Supermarkets have implemented different solutions and different tricks over the years to make consumers buy more or buy from them. The neuromarketing in the supermarket has been responsible for these establishments to change how we smell – and where we do – to make us buy more, to have colors and distribution to bring us to make certain purchasing decisions or modify the layout of the products on the shelves to push us to choose one brand over the other. Until now there was a kind of indisputable rule on how to get the consumer’s attention when placing a product Dominican-Republic Mobile Database. If you wanted to be the chosen one, you had to position yourself at the level of the customer’s eyes. That is, the winning product was going to be the one that was seen at first glance. But a study just published in the Journal of Consumer Research just added a new factor to how the arrangement of products on the shelves affects purchasing decisions.
It is no longer just a matter of whether or not the product has to be at first sight or in a prominent position: how we move our eyes when we see it also affects the perception we will have of it. Thus, the study concludes that it is not the same if you are looking up as if you are looking down. The perception of the product in question will be modified by the direction of the gaze. The study has analyzed the purchasing decisions of a group of consumers who were forced to choose a printer. The options were limited to two models. One had been marked as very reliable (somewhat specific, as you recall in the study) and the other as the much more generic of great quality. Consumers who looked down while viewing the product shelf were left with the reliable printer.

Those looking up got the high-quality one. Why has this happened? It actually has to do with how consumers of each type of dominant gaze behave. Consumers who tend to look down are much more observant and are much more used to looking at detail, which is why they value details more than those who look up Brother Cell Phone List. These, in addition, usually have a broader perspective and therefore are also broader at the time of purchase. That is to say, something as innocuous as the direction of the gaze is actually a sign of what the personality of each of the consumers is like and an element that allows us to understand them and offer them the products as they want or expect. Other applications of the study But the study can not only be applied to understand how each of the dominant personalities, so to speak, buy, but also affects purchasing decisions and the stimuli that drive them on many more levels.

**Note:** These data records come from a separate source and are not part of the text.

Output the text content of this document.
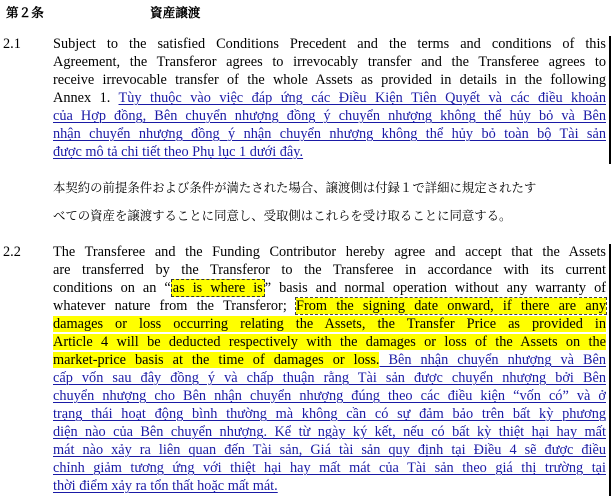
第２条	資産譲渡
2.1 Subject to the satisfied Conditions Precedent and the terms and conditions of this
Agreement, the Transferor agrees to irrevocably transfer and the Transferee agrees to
receive irrevocable transfer of the whole Assets as provided in details in the following
Annex 1. Tùy thuộc vào việc đáp ứng các Điều Kiện Tiên Quyết và các điều khoản
của Hợp đồng, Bên chuyển nhượng đồng ý chuyển nhượng không thể hủy bỏ và Bên
nhận chuyển nhượng đồng ý nhận chuyển nhượng không thể hủy bỏ toàn bộ Tài sản
được mô tả chi tiết theo Phụ lục 1 dưới đây.
本契約の前提条件および条件が満たされた場合、譲渡側は付録１で詳細に規定されたす
べての資産を譲渡することに同意し、受取側はこれらを受け取ることに同意する。
2.2 The Transferee and the Funding Contributor hereby agree and accept that the Assets
are transferred by the Transferor to the Transferee in accordance with its current
conditions on an “ as is where is ” basis and normal operation without any warranty of
whatever nature from the Transferor; From the signing date onward, if there are any
damages or loss occurring relating the Assets, the Transfer Price as provided in
Article 4 will be deducted respectively with the damages or loss of the Assets on the
market-price basis at the time of damages or loss. Bên nhận chuyển nhượng và Bên
cấp vốn sau đây đồng ý và chấp thuận rằng Tài sản được chuyển nhượng bởi Bên
chuyển nhượng cho Bên nhận chuyển nhượng đúng theo các điều kiện “vốn có” và ở
trạng thái hoạt động bình thường mà không cần có sự đảm bảo trên bất kỳ phương
diện nào của Bên chuyển nhượng. Kể từ ngày ký kết, nếu có bất kỳ thiệt hại hay mất
mát nào xảy ra liên quan đến Tài sản, Giá tài sản quy định tại Điều 4 sẽ được điều
chỉnh giảm tương ứng với thiệt hại hay mất mát của Tài sản theo giá thị trường tại
thời điểm xảy ra tổn thất hoặc mất mát.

Thus, the study has also pointed out that the favorite brand is usually bought more when looking down, which means that the strategy to get consumers to get new products is not as efficient as it seems. The products of the brands that are trying to gain a new niche in the market and be more competitive tend to be positioned in the lower positions of the shelves (where consumers who buy retail and prefer their favorite brands look, while those who have more breadth of sights look up). In this way, the market leader – which, as the study recalls, is usually the favorite brand and which is usually positioned in the most visible position for everyone – does not see its position threatened. The conclusions of the study can be applied not only to how products are placed on the shelves but also to other elements that energize the shopping experience, such as advertisements.
Brands are going to have to start taking into account that the different positions of the store are seen by different types of consumers and the ads that hang from the ceiling and those that stick to the floor cannot therefore be the same. And, in reality, this information should not only be applied to physical stores and real shelves : how consumers look also affects electronic commerce and it is also necessary to take into account who is going to look according to which part of the screen to make decisions about buys.